Ecklon closed the door. He saw Coralline’s small, golden drawstring pouch on the floor and picked it up. Holding it to his nose, he sniffed. It did not smell of anything, as he’d expected, but it still helped him remember the sweet fragrance of her.
He found himself thinking back to their first date, at the restaurant Alaria. It was her favorite restaurant, and he pretended it was his favorite as well, simply because it was her favorite. After their main courses—undaria for her, buttonweed for him—they’d shared a custard of devil’s apron, a saccharine kelp that had melted on their tongues. Their stone-sticks had accidentally bumped against one another in the bowl of devil’s apron, and Ecklon had found it to be the most strangely romantic of sounds. They’d lingered at their table long after finishing the agar-gelled dessert, taking their leave of Alaria only when the waitress had said apologetically that the restaurant was closing for the evening.

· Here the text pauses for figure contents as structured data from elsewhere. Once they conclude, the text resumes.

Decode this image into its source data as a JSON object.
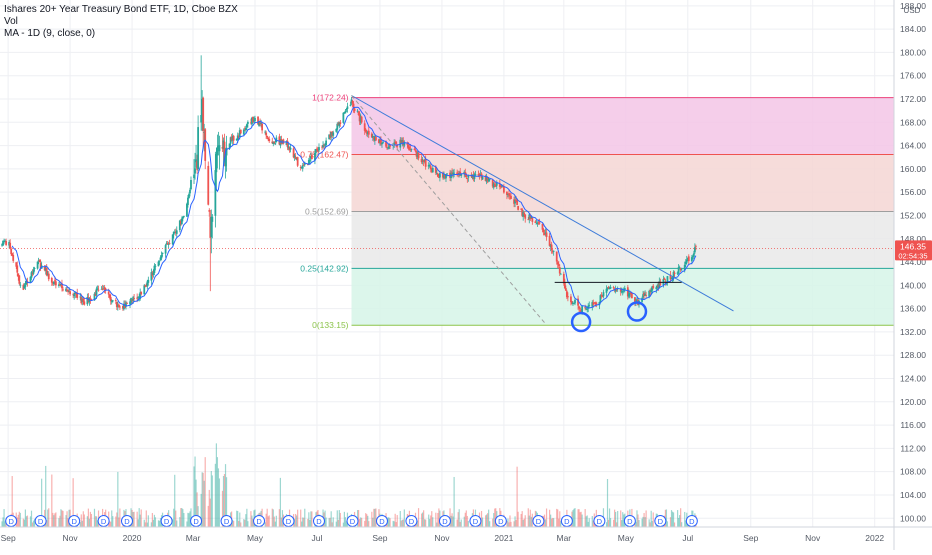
{
  "legend": {
    "title": "Ishares 20+ Year Treasury Bond ETF, 1D, Cboe BZX",
    "vol": "Vol",
    "ma": "MA - 1D (9, close, 0)"
  },
  "chart_data": {
    "type": "candlestick",
    "currency": "USD",
    "y_ticks": [
      100,
      104,
      108,
      112,
      116,
      120,
      124,
      128,
      132,
      136,
      140,
      144,
      148,
      152,
      156,
      160,
      164,
      168,
      172,
      176,
      180,
      184,
      188
    ],
    "ylim": [
      98.5,
      189
    ],
    "x_ticks": [
      {
        "label": "Sep",
        "date": "2019-09-01"
      },
      {
        "label": "Nov",
        "date": "2019-11-01"
      },
      {
        "label": "2020",
        "date": "2020-01-01"
      },
      {
        "label": "Mar",
        "date": "2020-03-01"
      },
      {
        "label": "May",
        "date": "2020-05-01"
      },
      {
        "label": "Jul",
        "date": "2020-07-01"
      },
      {
        "label": "Sep",
        "date": "2020-09-01"
      },
      {
        "label": "Nov",
        "date": "2020-11-01"
      },
      {
        "label": "2021",
        "date": "2021-01-01"
      },
      {
        "label": "Mar",
        "date": "2021-03-01"
      },
      {
        "label": "May",
        "date": "2021-05-01"
      },
      {
        "label": "Jul",
        "date": "2021-07-01"
      },
      {
        "label": "Sep",
        "date": "2021-09-01"
      },
      {
        "label": "Nov",
        "date": "2021-11-01"
      },
      {
        "label": "2022",
        "date": "2022-01-01"
      }
    ],
    "xlim": [
      "2019-08-24",
      "2022-01-20"
    ],
    "last_price": {
      "value": "146.35",
      "time": "02:54:35",
      "y": 146.35
    },
    "fib_levels": [
      {
        "label": "1(172.24)",
        "value": 172.24,
        "color": "#ec407a"
      },
      {
        "label": "0.75(162.47)",
        "value": 162.47,
        "color": "#ef5350"
      },
      {
        "label": "0.5(152.69)",
        "value": 152.69,
        "color": "#9e9e9e"
      },
      {
        "label": "0.25(142.92)",
        "value": 142.92,
        "color": "#26a69a"
      },
      {
        "label": "0(133.15)",
        "value": 133.15,
        "color": "#8bc34a"
      }
    ],
    "fib_zones": [
      {
        "from": 162.47,
        "to": 172.24,
        "color": "#f3c6e6"
      },
      {
        "from": 152.69,
        "to": 162.47,
        "color": "#f4d6d3"
      },
      {
        "from": 142.92,
        "to": 152.69,
        "color": "#e9e9e9"
      },
      {
        "from": 133.15,
        "to": 142.92,
        "color": "#d6f4e8"
      }
    ],
    "fib_range": [
      "2020-08-04",
      "2022-01-20"
    ],
    "trendline": {
      "from": {
        "date": "2020-08-04",
        "value": 172.6
      },
      "to": {
        "date": "2021-08-15",
        "value": 135.6
      },
      "color": "#3d7bd9"
    },
    "dashed_line": {
      "from": {
        "date": "2020-08-04",
        "value": 172.6
      },
      "to": {
        "date": "2021-02-10",
        "value": 133.6
      },
      "color": "#9e9e9e"
    },
    "support_line": {
      "from": {
        "date": "2021-02-20",
        "value": 140.5
      },
      "to": {
        "date": "2021-06-25",
        "value": 140.5
      },
      "color": "#131722"
    },
    "circles": [
      {
        "date": "2021-03-18",
        "value": 133.7
      },
      {
        "date": "2021-05-12",
        "value": 135.5
      }
    ],
    "dividend_marker": "D",
    "dividend_dates": [
      "2019-09-04",
      "2019-10-03",
      "2019-11-05",
      "2019-12-04",
      "2019-12-27",
      "2020-02-04",
      "2020-03-04",
      "2020-04-03",
      "2020-05-05",
      "2020-06-03",
      "2020-07-03",
      "2020-08-05",
      "2020-09-03",
      "2020-10-02",
      "2020-11-04",
      "2020-12-04",
      "2020-12-29",
      "2021-02-04",
      "2021-03-04",
      "2021-04-05",
      "2021-05-05",
      "2021-06-04",
      "2021-07-05"
    ],
    "price_path": [
      {
        "date": "2019-08-24",
        "value": 147.0
      },
      {
        "date": "2019-09-01",
        "value": 147.5
      },
      {
        "date": "2019-09-15",
        "value": 139.0
      },
      {
        "date": "2019-10-01",
        "value": 144.0
      },
      {
        "date": "2019-10-15",
        "value": 140.5
      },
      {
        "date": "2019-11-01",
        "value": 139.0
      },
      {
        "date": "2019-11-15",
        "value": 137.0
      },
      {
        "date": "2019-12-01",
        "value": 139.5
      },
      {
        "date": "2019-12-20",
        "value": 136.0
      },
      {
        "date": "2020-01-10",
        "value": 138.5
      },
      {
        "date": "2020-01-31",
        "value": 145.5
      },
      {
        "date": "2020-02-20",
        "value": 151.5
      },
      {
        "date": "2020-03-05",
        "value": 162.0
      },
      {
        "date": "2020-03-09",
        "value": 172.0
      },
      {
        "date": "2020-03-18",
        "value": 150.0
      },
      {
        "date": "2020-03-25",
        "value": 163.0
      },
      {
        "date": "2020-04-15",
        "value": 166.0
      },
      {
        "date": "2020-05-01",
        "value": 169.0
      },
      {
        "date": "2020-05-15",
        "value": 165.0
      },
      {
        "date": "2020-06-01",
        "value": 164.5
      },
      {
        "date": "2020-06-15",
        "value": 160.0
      },
      {
        "date": "2020-07-01",
        "value": 163.0
      },
      {
        "date": "2020-07-20",
        "value": 167.0
      },
      {
        "date": "2020-08-04",
        "value": 171.5
      },
      {
        "date": "2020-08-20",
        "value": 166.0
      },
      {
        "date": "2020-09-05",
        "value": 164.0
      },
      {
        "date": "2020-09-25",
        "value": 164.5
      },
      {
        "date": "2020-10-15",
        "value": 161.0
      },
      {
        "date": "2020-11-01",
        "value": 158.5
      },
      {
        "date": "2020-11-20",
        "value": 159.0
      },
      {
        "date": "2020-12-10",
        "value": 158.5
      },
      {
        "date": "2021-01-05",
        "value": 156.0
      },
      {
        "date": "2021-01-20",
        "value": 152.0
      },
      {
        "date": "2021-02-05",
        "value": 151.0
      },
      {
        "date": "2021-02-20",
        "value": 145.0
      },
      {
        "date": "2021-03-05",
        "value": 138.0
      },
      {
        "date": "2021-03-18",
        "value": 136.0
      },
      {
        "date": "2021-04-01",
        "value": 137.0
      },
      {
        "date": "2021-04-15",
        "value": 139.5
      },
      {
        "date": "2021-05-01",
        "value": 139.0
      },
      {
        "date": "2021-05-12",
        "value": 137.0
      },
      {
        "date": "2021-05-25",
        "value": 139.0
      },
      {
        "date": "2021-06-10",
        "value": 141.0
      },
      {
        "date": "2021-06-25",
        "value": 143.0
      },
      {
        "date": "2021-07-09",
        "value": 146.35
      }
    ],
    "ma_period": 9,
    "colors": {
      "up": "#26a69a",
      "down": "#ef5350",
      "ma": "#2962ff",
      "axis_text": "#555b66",
      "grid": "#eeeff3",
      "price_tag": "#ef5350"
    }
  }
}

Ecklon had insisted on escorting Coralline home. They’d swum in a companionable silence, trailed above by Pavonis and below by Menziesii. After Ecklon had dropped Coralline at her door and was swimming back to his own home, Menziesii had told him that his silver tailfin had swayed in exact tandem with her bronze tailfin, as though their swim together had been not an informal amble but a synchronized dance. Ecklon, who’d never danced before, had laughed at the thought.